The strike comes a week after the Guinean military unexpectedly dissolved the transitional government without providing a reason or announcing when a new one would be installed.

Two youths were shot dead Monday in Conakry as Guinea’s capital was paralysed on the first day of an open-ended general strike against the military government that seized power in 2021 stands accused of stifling dissent.

A confederation of the main unions has urged public and private sectors to strike for the release of a prominent media activist, lower food prices, and an end to media censorship.

Schools, shops, markets, and roads were empty early Monday in Conakry and hospitals only offered skeletal services as youths set up barricades on arterial thoroughfares. Sporadic clashes broke out in some outskirts and two young men were shot dead.

“They killed our son, they targeted him and shot him in the neck,” Adama Keita, a relative of an 18-year-old who was caught up in clashes with security forces, told the AFP news agency.

This was confirmed by a witness and a police source, speaking on condition of anonymity.

“I saw the motionless body of this teenager, I had tears in my eyes, and I immediately left the scene so as not to be associated with this type of crime,” the police source told AFP.

Another young man died elsewhere in similar circumstances, a doctor at the hospital where he died told AFP.

The strike comes a week after the military unexpectedly dissolved the transitional government – which had been in office since July 2022 – without providing a reason or announcing when a new one would be installed.

The military also ordered that the passports of government members be seized and their bank accounts frozen.

Protests have become rare under General Mamady Doumbouya, leader of the military government that took power in a September 2021 coup.

Doumbouya has not spoken publicly since the start of the year, despite a deadly explosion at the country’s main oil depot in December that left at least eight people dead, paralysing Guinea for several weeks.

The military leaders banned all demonstrations in 2022 and arrested several opposition leaders, civil society members, and journalists. Television channels have been removed and radio frequencies disrupted in a crackdown on media outlets.

The unions have called for the immediate and unconditional release of Sekou Jamal Pendessa, secretary-general of the Union of Press Professionals of Guinea (SPPG), who was arrested at the end of January for “participating in an unauthorised protest”.
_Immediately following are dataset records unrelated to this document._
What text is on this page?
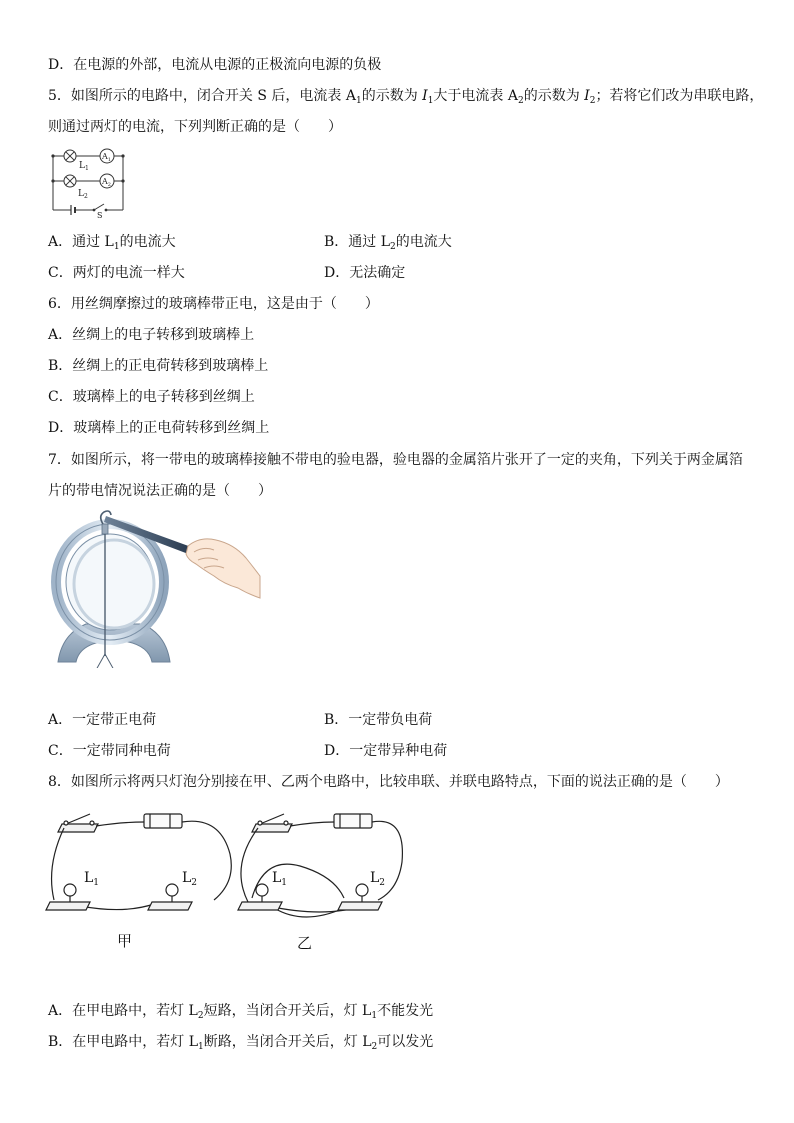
D．在电源的外部，电流从电源的正极流向电源的负极
5．如图所示的电路中，闭合开关 S 后，电流表 $A_1$的示数为 $I_1$大于电流表 $A_2$的示数为 $I_2$；若将它们改为串联电路，
则通过两灯的电流，下列判断正确的是（　　）
$L_1$
$L_2$
$A_1$
$A_2$
S
A．通过 $L_1$的电流大	B．通过 $L_2$的电流大
C．两灯的电流一样大	D．无法确定
6．用丝绸摩擦过的玻璃棒带正电，这是由于（　　）
A．丝绸上的电子转移到玻璃棒上
B．丝绸上的正电荷转移到玻璃棒上
C．玻璃棒上的电子转移到丝绸上
D．玻璃棒上的正电荷转移到丝绸上
7．如图所示，将一带电的玻璃棒接触不带电的验电器，验电器的金属箔片张开了一定的夹角，下列关于两金属箔
片的带电情况说法正确的是（　　）
A．一定带正电荷	B．一定带负电荷
C．一定带同种电荷	D．一定带异种电荷
8．如图所示将两只灯泡分别接在甲、乙两个电路中，比较串联、并联电路特点，下面的说法正确的是（　　）
$L_1$	$L_2$	$L_1$	$L_2$
甲	乙
A．在甲电路中，若灯 $L_2$短路，当闭合开关后，灯 $L_1$不能发光
B．在甲电路中，若灯 $L_1$断路，当闭合开关后，灯 $L_2$可以发光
Pendessa was sentenced Friday to six months in prison, three of which were suspended.

Internet restrictions imposed three months ago were lifted last week, a day after the unions announced plans for the strike.

Even government officials backed the current protest.

“This strike is welcome, it will force the authorities to understand that they are not gods on earth,” a ministry official, who spoke on condition of anonymity, said. “I’m on strike because Guineans are sick of the artificially created suffering, maintained by our leaders.”